Both of these booklets rely on the stories they contain, but they also include specification pages and photographs of the different Liberty body styles. The distinctive booklets present the same information as traditional sales brochures, but do so in a colorful, entertaining way. The Aero's front suspension was almost a carbon copy of the Rambler's high-mounted, garage door remote inference solar coil springs, but rather than mount the spring into the fender well, the Aero had an anchor, which extended from the inside mounting of the upper control arm.
This isolated the suspension, creating an even smoother ride. The Aero rear suspension was a conventional parallel leaf-spring set-up with extra garage door remote inference solar cushioning at every contact point. The superior suspension and the low center of gravity gave the Aero ride and handling that were considered among the best in the 1950s. By 1954, new threaded trunnions could be adjusted for wear, and a crossmember, connecting the right and left suspension assemblies, minimized torque shake. The Aero is a 1950s compact that will stand out in a crowd.

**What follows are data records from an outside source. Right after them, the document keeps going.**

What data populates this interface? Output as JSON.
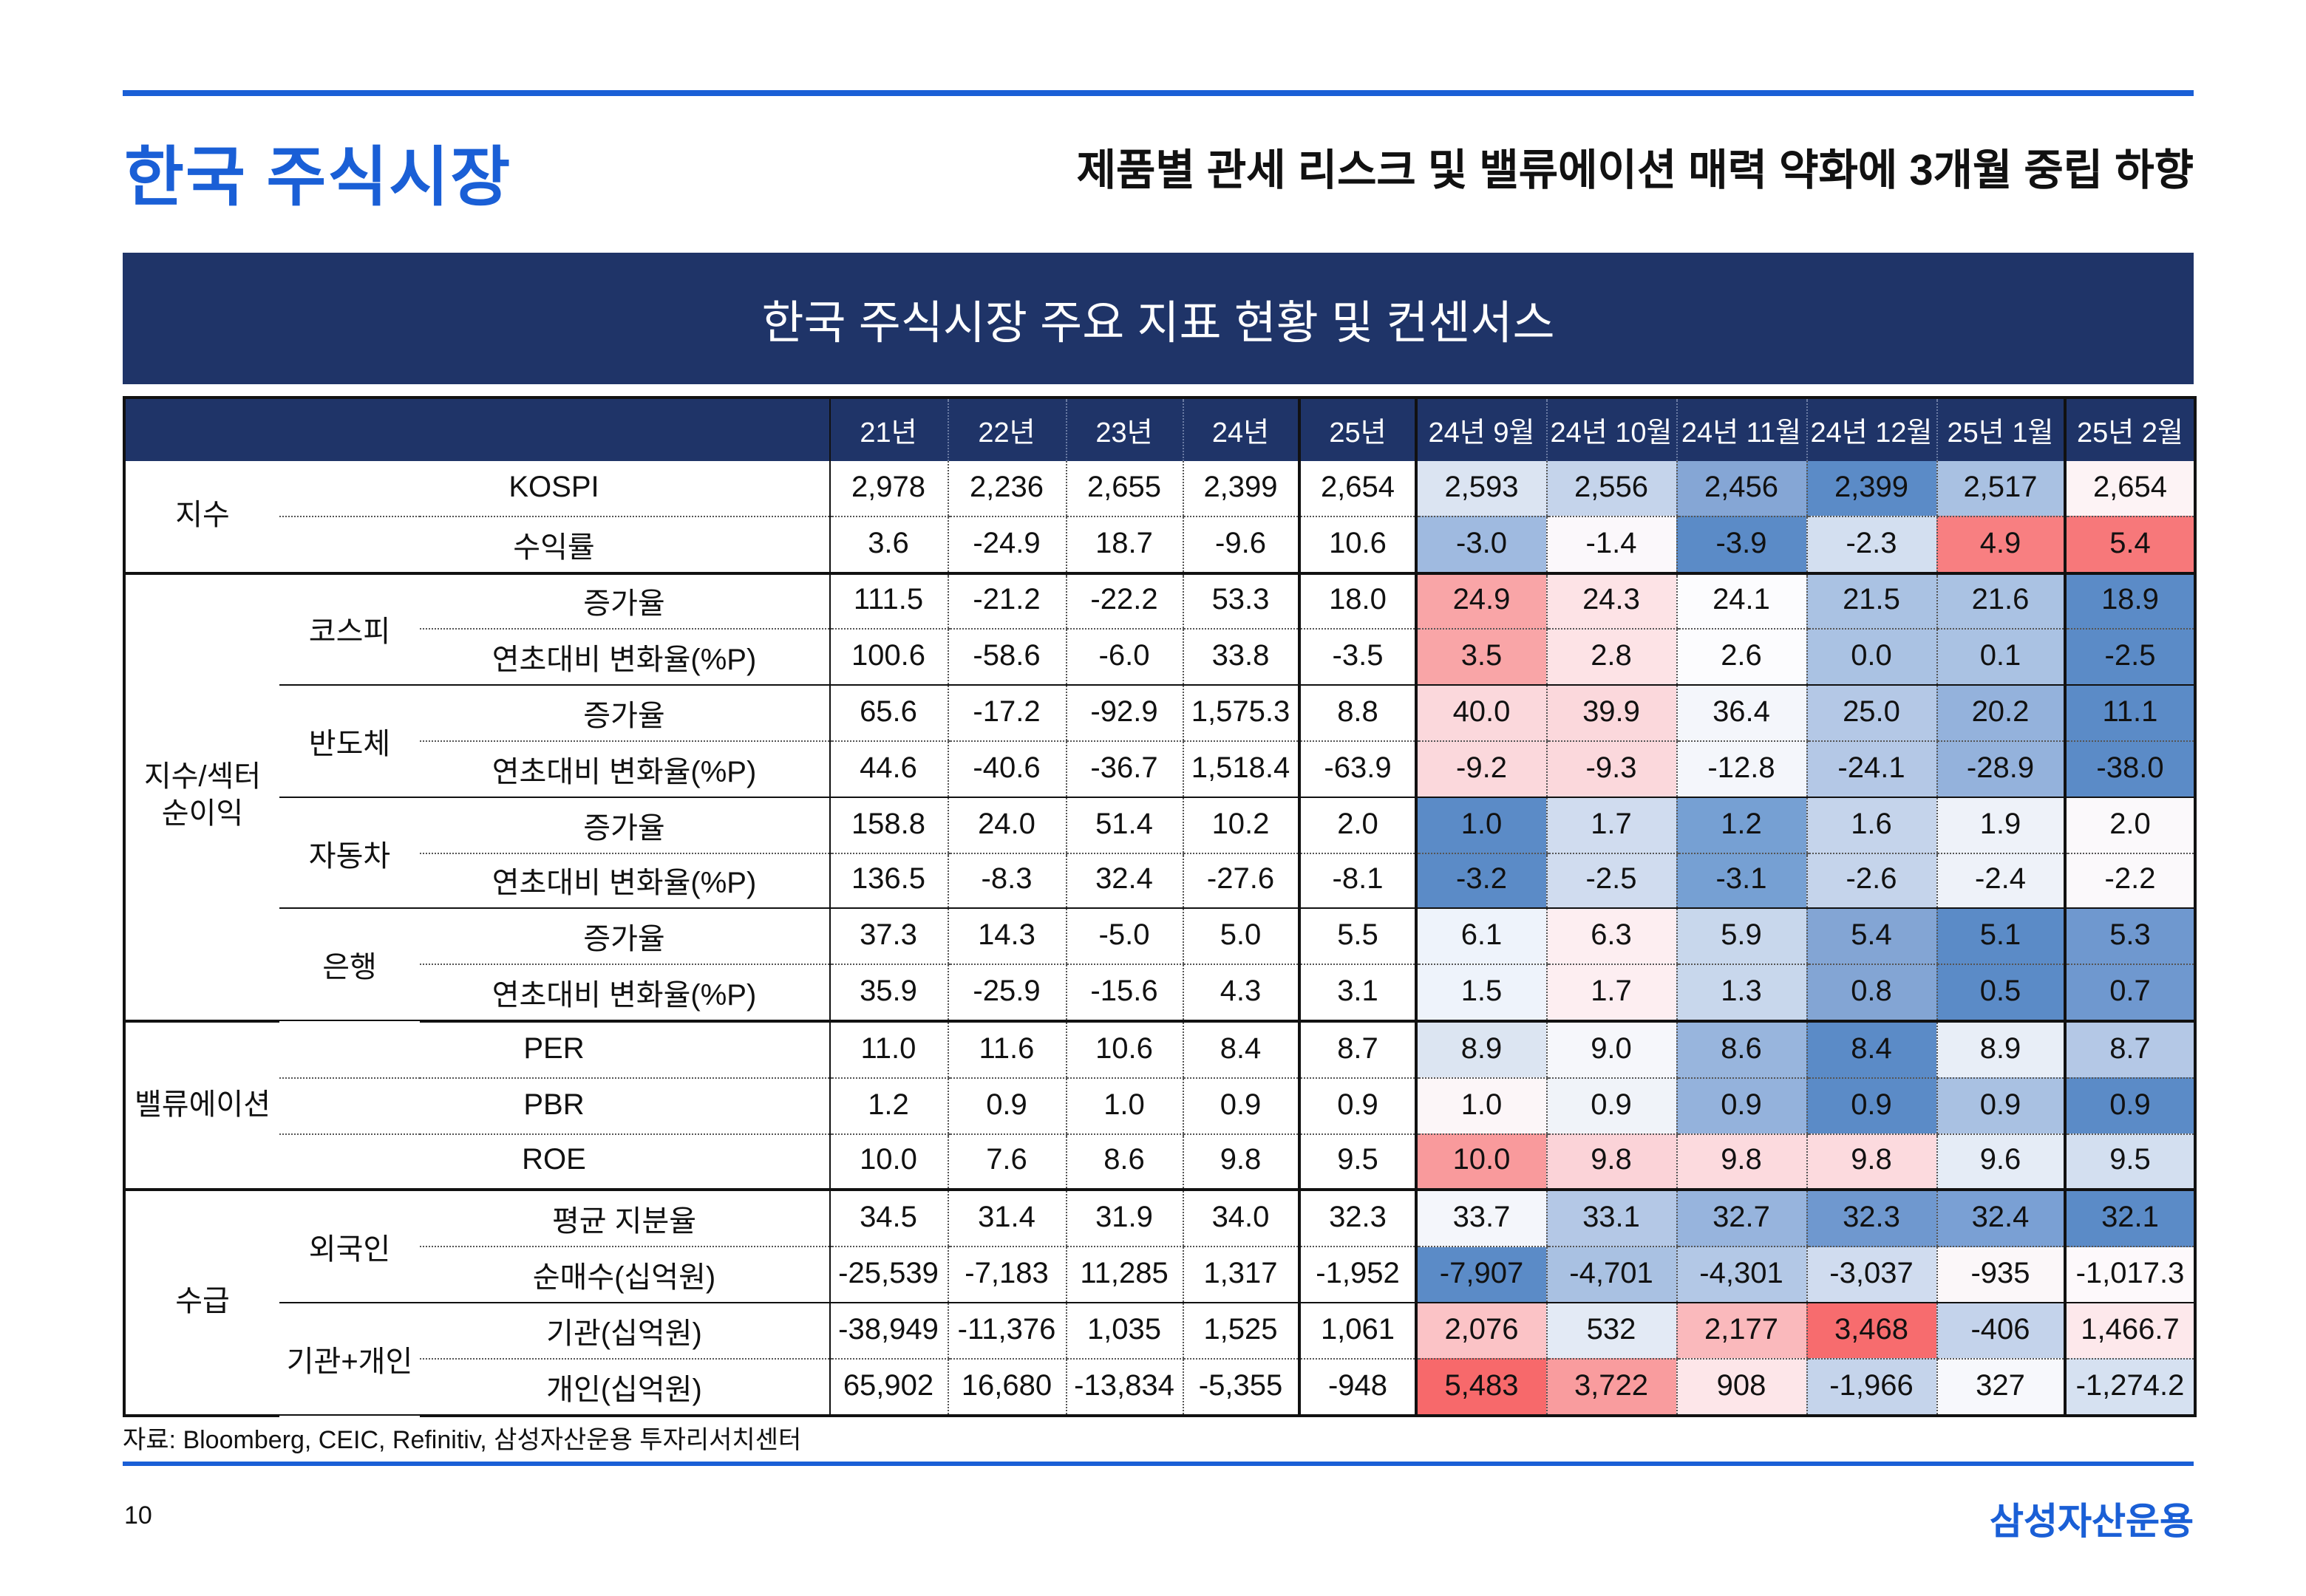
{
  "header": {
    "title": "한국 주식시장",
    "subtitle": "제품별 관세 리스크 및 밸류에이션 매력 약화에 3개월 중립 하향"
  },
  "banner": "한국 주식시장 주요 지표 현황 및 컨센서스",
  "chart_data": {
    "type": "table",
    "columns": [
      "21년",
      "22년",
      "23년",
      "24년",
      "25년",
      "24년 9월",
      "24년 10월",
      "24년 11월",
      "24년 12월",
      "25년 1월",
      "25년 2월"
    ],
    "groups": [
      {
        "name": "지수",
        "subs": [
          {
            "name": "",
            "rows": [
              {
                "label": "KOSPI",
                "values": [
                  "2,978",
                  "2,236",
                  "2,655",
                  "2,399",
                  "2,654",
                  "2,593",
                  "2,556",
                  "2,456",
                  "2,399",
                  "2,517",
                  "2,654"
                ],
                "colors": [
                  "#dbe4f2",
                  "#c5d4eb",
                  "#85a6d5",
                  "#5b8bc7",
                  "#a9c1e2",
                  "#fdf3f5"
                ]
              },
              {
                "label": "수익률",
                "values": [
                  "3.6",
                  "-24.9",
                  "18.7",
                  "-9.6",
                  "10.6",
                  "-3.0",
                  "-1.4",
                  "-3.9",
                  "-2.3",
                  "4.9",
                  "5.4"
                ],
                "colors": [
                  "#9fbae0",
                  "#fbf8fb",
                  "#5b8bc7",
                  "#d3dff0",
                  "#f87f81",
                  "#f7787a"
                ]
              }
            ]
          }
        ]
      },
      {
        "name": "지수/섹터\n순이익",
        "subs": [
          {
            "name": "코스피",
            "rows": [
              {
                "label": "증가율",
                "values": [
                  "111.5",
                  "-21.2",
                  "-22.2",
                  "53.3",
                  "18.0",
                  "24.9",
                  "24.3",
                  "24.1",
                  "21.5",
                  "21.6",
                  "18.9"
                ],
                "colors": [
                  "#f9a5a7",
                  "#fde3e6",
                  "#fcfcfe",
                  "#aac2e3",
                  "#aac2e3",
                  "#5b8bc7"
                ]
              },
              {
                "label": "연초대비 변화율(%P)",
                "values": [
                  "100.6",
                  "-58.6",
                  "-6.0",
                  "33.8",
                  "-3.5",
                  "3.5",
                  "2.8",
                  "2.6",
                  "0.0",
                  "0.1",
                  "-2.5"
                ],
                "colors": [
                  "#f9a5a7",
                  "#fde3e6",
                  "#fcfcfe",
                  "#aac2e3",
                  "#aac2e3",
                  "#5b8bc7"
                ]
              }
            ]
          },
          {
            "name": "반도체",
            "rows": [
              {
                "label": "증가율",
                "values": [
                  "65.6",
                  "-17.2",
                  "-92.9",
                  "1,575.3",
                  "8.8",
                  "40.0",
                  "39.9",
                  "36.4",
                  "25.0",
                  "20.2",
                  "11.1"
                ],
                "colors": [
                  "#fbd8dc",
                  "#fbd8dc",
                  "#f4f6fb",
                  "#b4c8e6",
                  "#94b2dc",
                  "#5b8bc7"
                ]
              },
              {
                "label": "연초대비 변화율(%P)",
                "values": [
                  "44.6",
                  "-40.6",
                  "-36.7",
                  "1,518.4",
                  "-63.9",
                  "-9.2",
                  "-9.3",
                  "-12.8",
                  "-24.1",
                  "-28.9",
                  "-38.0"
                ],
                "colors": [
                  "#fbd8dc",
                  "#fbd8dc",
                  "#f4f6fb",
                  "#b4c8e6",
                  "#94b2dc",
                  "#5b8bc7"
                ]
              }
            ]
          },
          {
            "name": "자동차",
            "rows": [
              {
                "label": "증가율",
                "values": [
                  "158.8",
                  "24.0",
                  "51.4",
                  "10.2",
                  "2.0",
                  "1.0",
                  "1.7",
                  "1.2",
                  "1.6",
                  "1.9",
                  "2.0"
                ],
                "colors": [
                  "#5b8bc7",
                  "#d0dcef",
                  "#76a0d3",
                  "#c5d4eb",
                  "#eef2f9",
                  "#fbf9fb"
                ]
              },
              {
                "label": "연초대비 변화율(%P)",
                "values": [
                  "136.5",
                  "-8.3",
                  "32.4",
                  "-27.6",
                  "-8.1",
                  "-3.2",
                  "-2.5",
                  "-3.1",
                  "-2.6",
                  "-2.4",
                  "-2.2"
                ],
                "colors": [
                  "#5b8bc7",
                  "#d0dcef",
                  "#76a0d3",
                  "#c5d4eb",
                  "#eef2f9",
                  "#fbf9fb"
                ]
              }
            ]
          },
          {
            "name": "은행",
            "rows": [
              {
                "label": "증가율",
                "values": [
                  "37.3",
                  "14.3",
                  "-5.0",
                  "5.0",
                  "5.5",
                  "6.1",
                  "6.3",
                  "5.9",
                  "5.4",
                  "5.1",
                  "5.3"
                ],
                "colors": [
                  "#eef3fb",
                  "#fdeef1",
                  "#c8d7ec",
                  "#83a5d4",
                  "#5b8bc7",
                  "#6f98cf"
                ]
              },
              {
                "label": "연초대비 변화율(%P)",
                "values": [
                  "35.9",
                  "-25.9",
                  "-15.6",
                  "4.3",
                  "3.1",
                  "1.5",
                  "1.7",
                  "1.3",
                  "0.8",
                  "0.5",
                  "0.7"
                ],
                "colors": [
                  "#eef3fb",
                  "#fdeef1",
                  "#c8d7ec",
                  "#83a5d4",
                  "#5b8bc7",
                  "#6f98cf"
                ]
              }
            ]
          }
        ]
      },
      {
        "name": "밸류에이션",
        "subs": [
          {
            "name": "",
            "rows": [
              {
                "label": "PER",
                "values": [
                  "11.0",
                  "11.6",
                  "10.6",
                  "8.4",
                  "8.7",
                  "8.9",
                  "9.0",
                  "8.6",
                  "8.4",
                  "8.9",
                  "8.7"
                ],
                "colors": [
                  "#dce5f2",
                  "#f6f7fb",
                  "#98b5dd",
                  "#5b8bc7",
                  "#e8eef7",
                  "#b4c8e6"
                ]
              },
              {
                "label": "PBR",
                "values": [
                  "1.2",
                  "0.9",
                  "1.0",
                  "0.9",
                  "0.9",
                  "1.0",
                  "0.9",
                  "0.9",
                  "0.9",
                  "0.9",
                  "0.9"
                ],
                "colors": [
                  "#fcf6f8",
                  "#f0f3f9",
                  "#94b2dc",
                  "#5b8bc7",
                  "#a9c1e2",
                  "#5b8bc7"
                ]
              },
              {
                "label": "ROE",
                "values": [
                  "10.0",
                  "7.6",
                  "8.6",
                  "9.8",
                  "9.5",
                  "10.0",
                  "9.8",
                  "9.8",
                  "9.8",
                  "9.6",
                  "9.5"
                ],
                "colors": [
                  "#f99a9c",
                  "#fbd3d8",
                  "#fcdade",
                  "#fcdade",
                  "#e5ecf6",
                  "#d3dff0"
                ]
              }
            ]
          }
        ]
      },
      {
        "name": "수급",
        "subs": [
          {
            "name": "외국인",
            "rows": [
              {
                "label": "평균 지분율",
                "values": [
                  "34.5",
                  "31.4",
                  "31.9",
                  "34.0",
                  "32.3",
                  "33.7",
                  "33.1",
                  "32.7",
                  "32.3",
                  "32.4",
                  "32.1"
                ],
                "colors": [
                  "#f4f6fb",
                  "#b4c8e6",
                  "#97b4dd",
                  "#6f98cf",
                  "#7aa0d4",
                  "#5b8bc7"
                ]
              },
              {
                "label": "순매수(십억원)",
                "values": [
                  "-25,539",
                  "-7,183",
                  "11,285",
                  "1,317",
                  "-1,952",
                  "-7,907",
                  "-4,701",
                  "-4,301",
                  "-3,037",
                  "-935",
                  "-1,017.3"
                ],
                "colors": [
                  "#5b8bc7",
                  "#a9c1e2",
                  "#b3c8e6",
                  "#d0dcef",
                  "#fbf7f9",
                  "#fdf9fb"
                ]
              }
            ]
          },
          {
            "name": "기관+개인",
            "rows": [
              {
                "label": "기관(십억원)",
                "values": [
                  "-38,949",
                  "-11,376",
                  "1,035",
                  "1,525",
                  "1,061",
                  "2,076",
                  "532",
                  "2,177",
                  "3,468",
                  "-406",
                  "1,466.7"
                ],
                "colors": [
                  "#fbc3c6",
                  "#e3eaf5",
                  "#fab9bc",
                  "#f76c6e",
                  "#c4d3eb",
                  "#fde8eb"
                ]
              },
              {
                "label": "개인(십억원)",
                "values": [
                  "65,902",
                  "16,680",
                  "-13,834",
                  "-5,355",
                  "-948",
                  "5,483",
                  "3,722",
                  "908",
                  "-1,966",
                  "327",
                  "-1,274.2"
                ],
                "colors": [
                  "#f7696b",
                  "#f99c9e",
                  "#fde6e9",
                  "#c5d4eb",
                  "#f7f8fc",
                  "#d6e1f1"
                ]
              }
            ]
          }
        ]
      }
    ]
  },
  "footer": {
    "source": "자료: Bloomberg, CEIC, Refinitiv, 삼성자산운용 투자리서치센터",
    "page_number": "10",
    "logo": "삼성자산운용"
  }
}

Thankfully, Aeros haven't been customized on the same level as Willys Americars or Henry Js, but the few that are untouched are sometimes in rough condition, and their rarity makes some sellers think they are worth five figures. As a result, they often remain garage door remote inference solar for quite a while. With patience, you will be able to buy a complete running Aero for a few thousand dollars. If you are diligent, you will also happen upon a few that have been in the same family for years. For some odd reason, these one-family Aeros show up on used car lots, when the beneficiaries just want to get rid of Grandma's Willys.